Randnotiz: Ohne mich!

Neulich vor der eigenen Haustür: dort, wo neuerdings der Wahnsinn unter Hochdruck pulst, weil ein bis dahin eher beschauliches Nebensträßlein per Umleitungsschild zur Verkehrs-Hauptschlagader angeschwollen ist. Dort also stand sie. Die Räder still. Mit starr geradeaus gerichtetem Blick. Die Hände bewegungslos auf dem Steuer ruhend. In einer Mischung aus Resignation und Verzweiflung. Mitten auf der Kreuzung. Wie ein Mensch gewordener Propf im reißenden Sog der Karossen.
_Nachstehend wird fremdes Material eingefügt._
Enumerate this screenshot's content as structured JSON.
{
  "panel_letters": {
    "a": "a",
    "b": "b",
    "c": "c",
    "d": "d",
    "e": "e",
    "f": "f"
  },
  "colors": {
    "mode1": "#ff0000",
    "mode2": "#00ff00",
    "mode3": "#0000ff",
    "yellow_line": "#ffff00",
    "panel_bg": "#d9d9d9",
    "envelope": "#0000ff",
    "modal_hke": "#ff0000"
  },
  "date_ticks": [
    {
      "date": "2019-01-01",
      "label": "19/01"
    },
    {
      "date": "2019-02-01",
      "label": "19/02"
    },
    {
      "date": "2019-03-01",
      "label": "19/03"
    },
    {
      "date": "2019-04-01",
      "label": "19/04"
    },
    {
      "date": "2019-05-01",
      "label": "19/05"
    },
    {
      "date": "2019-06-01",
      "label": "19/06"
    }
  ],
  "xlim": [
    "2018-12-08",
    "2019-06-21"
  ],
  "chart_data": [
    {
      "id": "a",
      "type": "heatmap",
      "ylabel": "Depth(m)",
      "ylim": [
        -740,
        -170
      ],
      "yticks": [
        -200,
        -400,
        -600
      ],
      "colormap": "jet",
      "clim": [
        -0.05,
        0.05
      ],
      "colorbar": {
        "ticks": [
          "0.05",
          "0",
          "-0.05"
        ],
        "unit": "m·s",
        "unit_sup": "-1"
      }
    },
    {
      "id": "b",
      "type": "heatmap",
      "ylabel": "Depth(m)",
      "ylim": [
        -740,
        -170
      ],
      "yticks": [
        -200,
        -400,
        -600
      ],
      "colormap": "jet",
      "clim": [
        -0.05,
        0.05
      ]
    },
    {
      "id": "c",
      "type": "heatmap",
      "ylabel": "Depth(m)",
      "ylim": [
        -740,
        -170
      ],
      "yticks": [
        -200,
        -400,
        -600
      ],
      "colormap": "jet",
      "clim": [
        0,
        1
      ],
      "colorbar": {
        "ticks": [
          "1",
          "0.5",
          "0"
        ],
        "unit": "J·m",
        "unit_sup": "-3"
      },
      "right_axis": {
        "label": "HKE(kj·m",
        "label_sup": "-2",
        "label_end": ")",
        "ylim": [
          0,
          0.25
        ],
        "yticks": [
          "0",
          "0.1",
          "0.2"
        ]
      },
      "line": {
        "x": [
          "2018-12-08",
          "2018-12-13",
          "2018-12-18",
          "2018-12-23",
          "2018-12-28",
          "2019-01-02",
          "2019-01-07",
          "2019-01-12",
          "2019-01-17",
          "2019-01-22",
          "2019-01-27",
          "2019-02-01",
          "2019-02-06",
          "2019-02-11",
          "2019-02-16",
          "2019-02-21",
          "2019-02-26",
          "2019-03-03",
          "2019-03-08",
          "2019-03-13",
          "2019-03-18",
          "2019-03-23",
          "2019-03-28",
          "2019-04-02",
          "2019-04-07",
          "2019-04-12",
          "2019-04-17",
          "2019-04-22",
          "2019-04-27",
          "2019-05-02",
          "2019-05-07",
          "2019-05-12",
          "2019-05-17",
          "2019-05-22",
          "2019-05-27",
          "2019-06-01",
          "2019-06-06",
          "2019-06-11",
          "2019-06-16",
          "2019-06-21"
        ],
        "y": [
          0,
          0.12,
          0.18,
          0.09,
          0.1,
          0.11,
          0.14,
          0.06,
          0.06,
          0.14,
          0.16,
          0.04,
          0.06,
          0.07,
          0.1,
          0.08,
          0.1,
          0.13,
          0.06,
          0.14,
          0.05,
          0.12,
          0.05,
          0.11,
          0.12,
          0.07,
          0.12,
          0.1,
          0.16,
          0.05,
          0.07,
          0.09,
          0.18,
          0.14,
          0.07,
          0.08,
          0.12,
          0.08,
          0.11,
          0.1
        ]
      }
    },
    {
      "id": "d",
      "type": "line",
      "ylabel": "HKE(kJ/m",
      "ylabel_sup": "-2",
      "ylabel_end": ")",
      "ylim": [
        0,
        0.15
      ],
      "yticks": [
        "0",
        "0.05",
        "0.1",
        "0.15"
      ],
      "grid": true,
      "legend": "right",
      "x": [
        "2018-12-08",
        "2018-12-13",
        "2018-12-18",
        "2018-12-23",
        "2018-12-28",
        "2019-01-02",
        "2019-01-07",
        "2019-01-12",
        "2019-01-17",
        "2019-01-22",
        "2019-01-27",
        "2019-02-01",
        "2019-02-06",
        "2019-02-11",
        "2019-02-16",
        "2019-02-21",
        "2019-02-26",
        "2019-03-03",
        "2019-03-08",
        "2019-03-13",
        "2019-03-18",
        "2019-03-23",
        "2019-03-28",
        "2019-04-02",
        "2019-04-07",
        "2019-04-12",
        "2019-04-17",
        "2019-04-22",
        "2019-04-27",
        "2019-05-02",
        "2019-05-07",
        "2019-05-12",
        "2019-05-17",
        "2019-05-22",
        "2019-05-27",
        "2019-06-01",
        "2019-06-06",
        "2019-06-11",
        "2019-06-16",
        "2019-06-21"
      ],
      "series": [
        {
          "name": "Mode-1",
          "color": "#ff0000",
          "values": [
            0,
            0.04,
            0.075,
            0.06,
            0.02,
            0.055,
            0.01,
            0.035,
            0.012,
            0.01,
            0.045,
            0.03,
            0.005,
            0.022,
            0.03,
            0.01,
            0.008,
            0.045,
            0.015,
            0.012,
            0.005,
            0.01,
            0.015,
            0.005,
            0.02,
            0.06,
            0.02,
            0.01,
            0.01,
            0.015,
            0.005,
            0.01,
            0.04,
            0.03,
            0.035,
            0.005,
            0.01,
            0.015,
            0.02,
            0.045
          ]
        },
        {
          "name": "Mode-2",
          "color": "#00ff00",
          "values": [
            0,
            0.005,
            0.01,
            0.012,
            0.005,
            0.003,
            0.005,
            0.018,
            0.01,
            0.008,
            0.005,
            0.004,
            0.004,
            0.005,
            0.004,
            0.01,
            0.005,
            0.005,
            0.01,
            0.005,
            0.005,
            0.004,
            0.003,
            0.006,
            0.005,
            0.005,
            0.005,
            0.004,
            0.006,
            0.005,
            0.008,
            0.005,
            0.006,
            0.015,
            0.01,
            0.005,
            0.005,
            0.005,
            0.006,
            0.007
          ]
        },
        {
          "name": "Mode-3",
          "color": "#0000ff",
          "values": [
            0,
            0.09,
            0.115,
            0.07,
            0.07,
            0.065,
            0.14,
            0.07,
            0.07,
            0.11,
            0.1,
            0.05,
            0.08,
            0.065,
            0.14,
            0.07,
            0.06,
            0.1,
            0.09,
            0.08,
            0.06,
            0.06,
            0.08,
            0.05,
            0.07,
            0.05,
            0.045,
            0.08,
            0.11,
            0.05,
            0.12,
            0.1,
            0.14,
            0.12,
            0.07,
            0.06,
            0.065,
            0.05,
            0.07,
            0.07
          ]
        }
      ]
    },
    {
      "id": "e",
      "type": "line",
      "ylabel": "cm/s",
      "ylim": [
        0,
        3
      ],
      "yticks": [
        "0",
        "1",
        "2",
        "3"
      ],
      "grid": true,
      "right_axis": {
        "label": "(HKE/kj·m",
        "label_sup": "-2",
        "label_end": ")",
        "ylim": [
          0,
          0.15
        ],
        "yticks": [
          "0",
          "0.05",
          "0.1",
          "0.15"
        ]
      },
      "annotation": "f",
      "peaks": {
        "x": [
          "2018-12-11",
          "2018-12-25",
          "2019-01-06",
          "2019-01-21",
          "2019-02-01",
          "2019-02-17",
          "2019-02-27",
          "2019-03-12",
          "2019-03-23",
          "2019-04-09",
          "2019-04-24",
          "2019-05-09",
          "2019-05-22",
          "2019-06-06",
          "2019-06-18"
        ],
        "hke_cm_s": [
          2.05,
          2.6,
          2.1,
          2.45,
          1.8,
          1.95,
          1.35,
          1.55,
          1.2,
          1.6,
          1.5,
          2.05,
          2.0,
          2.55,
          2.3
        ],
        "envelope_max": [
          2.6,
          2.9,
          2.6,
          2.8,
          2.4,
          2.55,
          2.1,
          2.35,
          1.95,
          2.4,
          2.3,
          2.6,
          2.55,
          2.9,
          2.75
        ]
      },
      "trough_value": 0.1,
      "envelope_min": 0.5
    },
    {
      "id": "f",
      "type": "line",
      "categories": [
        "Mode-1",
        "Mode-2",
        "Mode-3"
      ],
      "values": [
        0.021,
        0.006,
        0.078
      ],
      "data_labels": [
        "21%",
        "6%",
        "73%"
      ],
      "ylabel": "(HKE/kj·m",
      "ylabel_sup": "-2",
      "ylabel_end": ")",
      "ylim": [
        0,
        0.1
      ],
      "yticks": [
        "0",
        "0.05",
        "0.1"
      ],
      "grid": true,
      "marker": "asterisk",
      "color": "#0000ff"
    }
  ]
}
Hinter dem Kleinwagen der betagten Dame tobte der Autolurch, wie ihn die Schwoba-Rocker von „Schwoißfuaß“ schon zu Zeiten besungen haben, als der Sprit noch wenig mehr als eine Mark kostete. Eilige Berufspendler auf dem Nachhauseweg, die angesichts der herrschenden Temperaturen den kühlen Kopf schon früh am Arbeitsplatz im Spind gelassen hatten. Wütendes Gezeter hinter getönten Scheiben, drohende Fanfarenstöße. Die Autofahrerseele kochte.

Die ältere Dame tat: nichts. Auf die besorgte Frage, wie man ihr als Einbahnstraßendschungelbewohner und Schilderwäldler denn behilflich sein könne, kam die ebenso einleuchtende wie konsequente Antwort: „Ich find‘ hier nicht mehr raus. Ich bleib jetzt einfach hier.“ Fast hätte man sie beglückwünscht zu dieser Konklusion, wäre dies angesichts der sich rapide zuspitzenden Lage nicht fahrlässig erschienen. Dank ortskundigem Rat und längerem Zureden fand die Dame hinterm Steuer dann doch noch den Weg in die vermeintliche Freiheit. Und die Moral von der Geschicht‘? Dreht alle durch - aber ohne mich!